Not surprisingly, many economists are opposed to the idea of a constitutional amendment to achieve this. Milton Friedman's proposal, for example, to limit spending but not to require a balanced budget retains elements of the constructivist fallacy. His well-known formula for limiting the rate of growth of the money supply is another example, because it stipulates a rate of increase "consistent with long-run stability of the price level." Both F. A. Hayek and Ludwig von Mises would argue that a stable price level is a nonsense concept, and tinkering with the supply of bank reserves—even under a "monetary rule"—is an attempt to outsmart the market process.
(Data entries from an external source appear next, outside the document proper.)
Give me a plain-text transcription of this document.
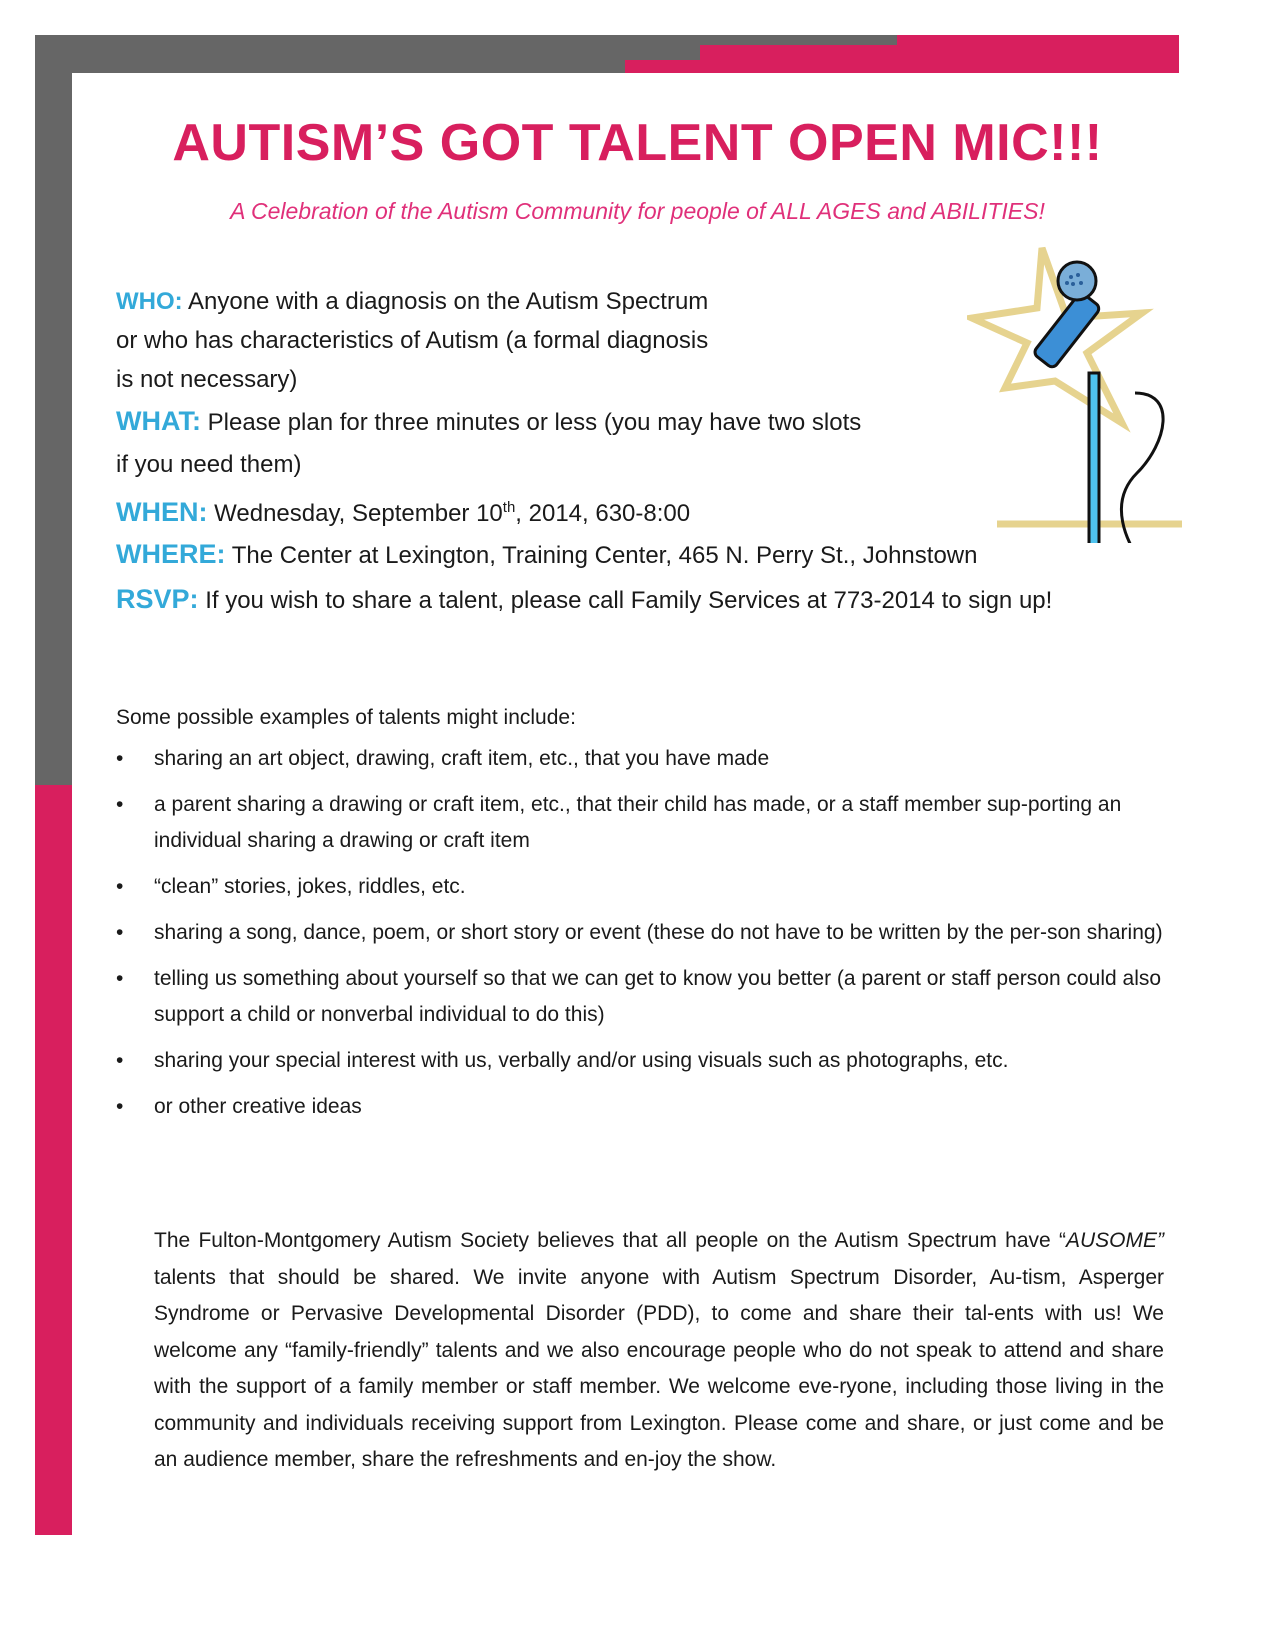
AUTISM’S GOT TALENT OPEN MIC!!!

A Celebration of the Autism Community for people of ALL AGES and ABILITIES!

WHO: Anyone with a diagnosis on the Autism Spectrum

or who has characteristics of Autism (a formal diagnosis

is not necessary)

WHAT: Please plan for three minutes or less (you may have two slots

if you need them)

WHEN: Wednesday, September 10th, 2014, 630-8:00

WHERE: The Center at Lexington, Training Center, 465 N. Perry St., Johnstown

RSVP: If you wish to share a talent, please call Family Services at 773-2014 to sign up!

Some possible examples of talents might include:

• sharing an art object, drawing, craft item, etc., that you have made
• a parent sharing a drawing or craft item, etc., that their child has made, or a staff member sup-porting an individual sharing a drawing or craft item
• “clean” stories, jokes, riddles, etc.
• sharing a song, dance, poem, or short story or event (these do not have to be written by the per-son sharing)
• telling us something about yourself so that we can get to know you better (a parent or staff person could also support a child or nonverbal individual to do this)
• sharing your special interest with us, verbally and/or using visuals such as photographs, etc.
• or other creative ideas

The Fulton-Montgomery Autism Society believes that all people on the Autism Spectrum have “AUSOME” talents that should be shared. We invite anyone with Autism Spectrum Disorder, Au-tism, Asperger Syndrome or Pervasive Developmental Disorder (PDD), to come and share their tal-ents with us! We welcome any “family-friendly” talents and we also encourage people who do not speak to attend and share with the support of a family member or staff member. We welcome eve-ryone, including those living in the community and individuals receiving support from Lexington. Please come and share, or just come and be an audience member, share the refreshments and en-joy the show.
The market process cannot be outsmarted or improved upon by government economic policy. It can only be constrained and forced to a lower level of economic welfare for the society as a whole by government restraints on trade. Buchanan and Wagner, to their credit, have now carried this argument to the macroeconomic level. Not only will free markets and unrestrained trade optimize the allocation of resources and general welfare of every participant in the market, the "chains of the Constitution" clamped upon the meddlesome hands of the macroeconomic policymakers will produce a healthful climate for economic freedom and genuine economic growth without inflation.

Joe Cobb is the director of the Energy Project of the Council for a Competitive Economy.